ぐるぐると尻尾を咥えようと、あえぐ犬と同じです。

「できませんね。」
どうしても、言おうとしない人に対して、もうなにをどう話しても一緒です。

「そ。いーわよ。でも、私のこと、写真なんか撮ってないでしょうね?」
「は??。撮ってどうするんです?」
「ほら、こーいうところは、よくあるって言うじゃない?」
「どなたが言うんです?。聞いたことはありませんけど」
「そ、それならいいわよ。あー、喉が渇いたけど・・・このお茶あなたが飲んでいただけません?」
「は?」
「だって、何か入ってたらいやじゃない?」

・・・・・・・・・・・・・・・・私は、持っていたペンを取り落としそうになりました。
今まで、いろんな方と面談しましたが、毒を盛られているかもしれないと、言外に言われたのは初めてです。。。。(××)

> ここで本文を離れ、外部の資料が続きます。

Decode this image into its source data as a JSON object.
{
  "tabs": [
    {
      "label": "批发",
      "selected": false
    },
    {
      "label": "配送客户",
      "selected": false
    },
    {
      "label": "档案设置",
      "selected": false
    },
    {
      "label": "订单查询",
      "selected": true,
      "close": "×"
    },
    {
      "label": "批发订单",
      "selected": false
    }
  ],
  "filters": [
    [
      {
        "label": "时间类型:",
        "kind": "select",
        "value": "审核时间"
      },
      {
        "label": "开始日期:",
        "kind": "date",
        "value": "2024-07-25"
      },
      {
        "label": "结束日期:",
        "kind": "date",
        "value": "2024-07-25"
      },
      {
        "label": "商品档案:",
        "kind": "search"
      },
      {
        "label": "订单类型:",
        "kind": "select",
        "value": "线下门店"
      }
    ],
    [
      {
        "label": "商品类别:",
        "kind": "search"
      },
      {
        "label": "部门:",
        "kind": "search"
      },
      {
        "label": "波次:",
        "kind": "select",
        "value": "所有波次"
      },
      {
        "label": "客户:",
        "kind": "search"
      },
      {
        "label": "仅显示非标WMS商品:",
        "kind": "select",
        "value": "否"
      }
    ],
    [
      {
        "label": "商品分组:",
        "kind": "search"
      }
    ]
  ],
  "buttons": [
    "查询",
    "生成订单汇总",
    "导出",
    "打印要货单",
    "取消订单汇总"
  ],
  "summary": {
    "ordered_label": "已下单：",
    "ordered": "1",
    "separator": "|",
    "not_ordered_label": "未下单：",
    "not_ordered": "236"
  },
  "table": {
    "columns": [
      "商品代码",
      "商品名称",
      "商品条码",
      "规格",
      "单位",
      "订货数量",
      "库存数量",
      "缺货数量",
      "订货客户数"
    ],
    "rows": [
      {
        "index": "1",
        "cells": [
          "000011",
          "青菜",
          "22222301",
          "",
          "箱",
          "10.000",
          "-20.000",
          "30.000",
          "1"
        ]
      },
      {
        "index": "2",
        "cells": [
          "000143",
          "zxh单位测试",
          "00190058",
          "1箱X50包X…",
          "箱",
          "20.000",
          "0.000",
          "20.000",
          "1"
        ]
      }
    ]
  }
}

そして、このブログの最中に、またまた彼女から電話がかかってきました。
「あのう・・・私のこと尾行てきてませんわよね?」
「は??」・・・は・・ばっかり・・。
「そんな必要があるでしょうか?」
「いえ、テレビ電話を持った人が私のこと映してたので・・」
「失礼ですが、調査をお預かりしたわけでもなんでもない方を尾行するほど、暇を持て余してはおりません。」
「そーですよね。はい。判りました。またなにか相談があったら、お伺いします。」

もちろん、私は
・・・・ 「いいえ。結構ですっ。」
と、即座に答えて、そのまま受話器を置きました。

あぁぁぁ・・・・・今月の前途も・・・・・多難・・ですわ。。。。